Esta analogía la explica el reporte de febrero del think tank México ¿Cómo vamos?, que revela que el PIB per cápita de México en 2025 fue de MXN $192,121, una cifra prácticamente igual que la de 2017. En pocas palabras, la economía produce por habitante lo mismo que hace nueve años.

Ni siquiera el promedio ayuda porque en 2017 éramos 123.1 millones de habitantes y la cifra más actualizada de Conapo del año pasado contabilizó 134.4 millones (11.3 millones de mexicanos más).

Tuvimos casi una década de metabolismo acelerado… y nada más.

Hagamos un poco de memoria para ponernos en contexto.

¿Fue la paridad la razón de fondo? No. El tipo de cambio hoy ronda los MXN $17.87 por dólar, cuando en 2017 estaba en 18 pesos.

¿Fue la mejora del salario mínimo que se cuadruplicó en este tiempo? Tampoco. Si bien los ingresos pasaron de 80 pesos diarios a 315 pesos este año, en términos reales el poder adquisitivo sólo creció 27.5%.

El problema es que MXN $315 pesos al día (9,500 pesos al mes) no alcanzan a cubrir la canasta básica alimentaria que ronda los 10,000 pesos mensuales, pero la canasta completa (que incluye transporte, salud y educación) supera los 20,000.
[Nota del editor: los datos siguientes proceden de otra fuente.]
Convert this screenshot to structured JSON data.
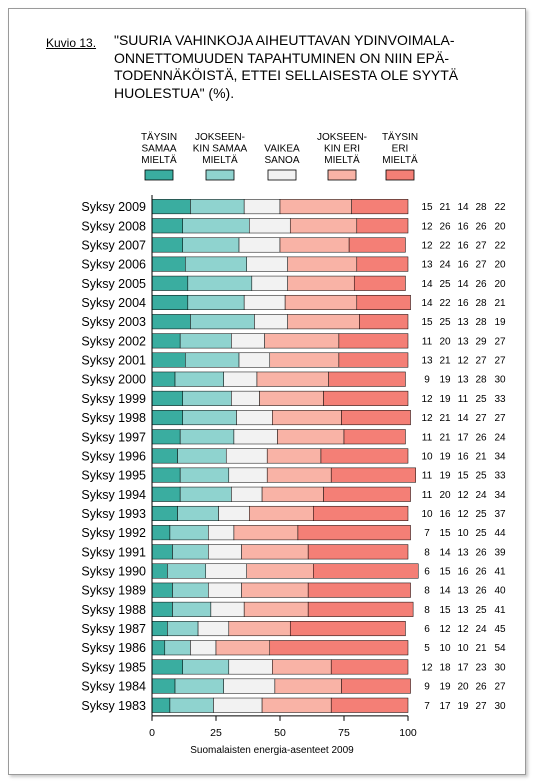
{
  "figure": {
    "label": "Kuvio 13.",
    "title": "\"SUURIA VAHINKOJA AIHEUTTAVAN YDINVOIMALA-\nONNETTOMUUDEN TAPAHTUMINEN ON NIIN EPÄ-\nTODENNÄKÖISTÄ, ETTEI SELLAISESTA OLE SYYTÄ\nHUOLESTUA\" (%).",
    "source": "Suomalaisten energia-asenteet 2009"
  },
  "chart_data": {
    "type": "bar",
    "stacked": true,
    "orientation": "horizontal",
    "xlim": [
      0,
      100
    ],
    "xticks": [
      0,
      25,
      50,
      75,
      100
    ],
    "legend_placement": "top",
    "categories": [
      "Syksy 2009",
      "Syksy 2008",
      "Syksy 2007",
      "Syksy 2006",
      "Syksy 2005",
      "Syksy 2004",
      "Syksy 2003",
      "Syksy 2002",
      "Syksy 2001",
      "Syksy 2000",
      "Syksy 1999",
      "Syksy 1998",
      "Syksy 1997",
      "Syksy 1996",
      "Syksy 1995",
      "Syksy 1994",
      "Syksy 1993",
      "Syksy 1992",
      "Syksy 1991",
      "Syksy 1990",
      "Syksy 1989",
      "Syksy 1988",
      "Syksy 1987",
      "Syksy 1986",
      "Syksy 1985",
      "Syksy 1984",
      "Syksy 1983"
    ],
    "series": [
      {
        "name": "TÄYSIN\nSAMAA\nMIELTÄ",
        "color": "#3aada0",
        "values": [
          15,
          12,
          12,
          13,
          14,
          14,
          15,
          11,
          13,
          9,
          12,
          12,
          11,
          10,
          11,
          11,
          10,
          7,
          8,
          6,
          8,
          8,
          6,
          5,
          12,
          9,
          7
        ]
      },
      {
        "name": "JOKSEEN-\nKIN SAMAA\nMIELTÄ",
        "color": "#8fd3cf",
        "values": [
          21,
          26,
          22,
          24,
          25,
          22,
          25,
          20,
          21,
          19,
          19,
          21,
          21,
          19,
          19,
          20,
          16,
          15,
          14,
          15,
          14,
          15,
          12,
          10,
          18,
          19,
          17
        ]
      },
      {
        "name": "VAIKEA\nSANOA",
        "color": "#f2f2f2",
        "values": [
          14,
          16,
          16,
          16,
          14,
          16,
          13,
          13,
          12,
          13,
          11,
          14,
          17,
          16,
          15,
          12,
          12,
          10,
          13,
          16,
          13,
          13,
          12,
          10,
          17,
          20,
          19
        ]
      },
      {
        "name": "JOKSEEN-\nKIN ERI\nMIELTÄ",
        "color": "#f9b3a6",
        "values": [
          28,
          26,
          27,
          27,
          26,
          28,
          28,
          29,
          27,
          28,
          25,
          27,
          26,
          21,
          25,
          24,
          25,
          25,
          26,
          26,
          26,
          25,
          24,
          21,
          23,
          26,
          27
        ]
      },
      {
        "name": "TÄYSIN\nERI\nMIELTÄ",
        "color": "#f47f76",
        "values": [
          22,
          20,
          22,
          20,
          20,
          21,
          19,
          27,
          27,
          30,
          33,
          27,
          24,
          34,
          33,
          34,
          37,
          44,
          39,
          41,
          40,
          41,
          45,
          54,
          30,
          27,
          30
        ]
      }
    ]
  }
}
¿Fue la inflación? En parte sí, de manera silenciosa ha ido horadando al mercado interno. Desde 2017 los precios acumularon una inflación de alrededor del 50%. Dicho de otro modo, el peso que teníamos hace 9 años, hoy vale 50 centavos.

¿Qué faltó? ¿Por qué estamos estancados? O, como lo dice más técnicamente Gabriela Siller, la directora de Análisis Económico de Banco BASE, “México da señales de haber caído en la trampa del estancamiento”.

Los datos del INEGI no mienten: México acumula cuatro años consecutivos de desaceleración, que es la racha más larga desde al menos los años 80. Se invierte menos, se contrata menos, se gasta menos. Y cómo se gasta menos, se invierte menos y el círculo se cierra sobre sí mismo. El Plan México prometió elevar la inversión por encima del 25% del PIB en 2026.

El IMCO lo pone en blanco y negro: para cumplir las metas del Plan México hacia 2030 se necesitarían invertir en promedio u$s 46,200 millones anuales entre recursos públicos y privados. El presupuesto real asignado para 2026 es de 27,200 millones, es decir un hueco de 19,000 millones.

La conclusión del IMCO es que la única manera de saltar de la caminadora a correr en ‘el piso real’ es que haya una ola de inversión privada masiva en energía y logística. Pero a pesar de tener el gobierno una relación mucho menos árida con la IP en este sexenio, no se ven grandes inversiones en el horizonte cercano. Solo el 11% de los proyectos de inversión anunciados desde 2023 han visto la luz.

Para alcanzar una recuperación del PIB per cápita México necesita crecer al menos lo que crece su gente. Hoy, ni eso.

La revisión del T-MEC llega en julio. Es la última palanca grande del año. Si el resultado es favorable, los analistas calculan que la economía podría acelerar en el segundo semestre.

Si no, lo que hoy llamamos ‘casi una década perdida’ dejará de tener el ‘casi’.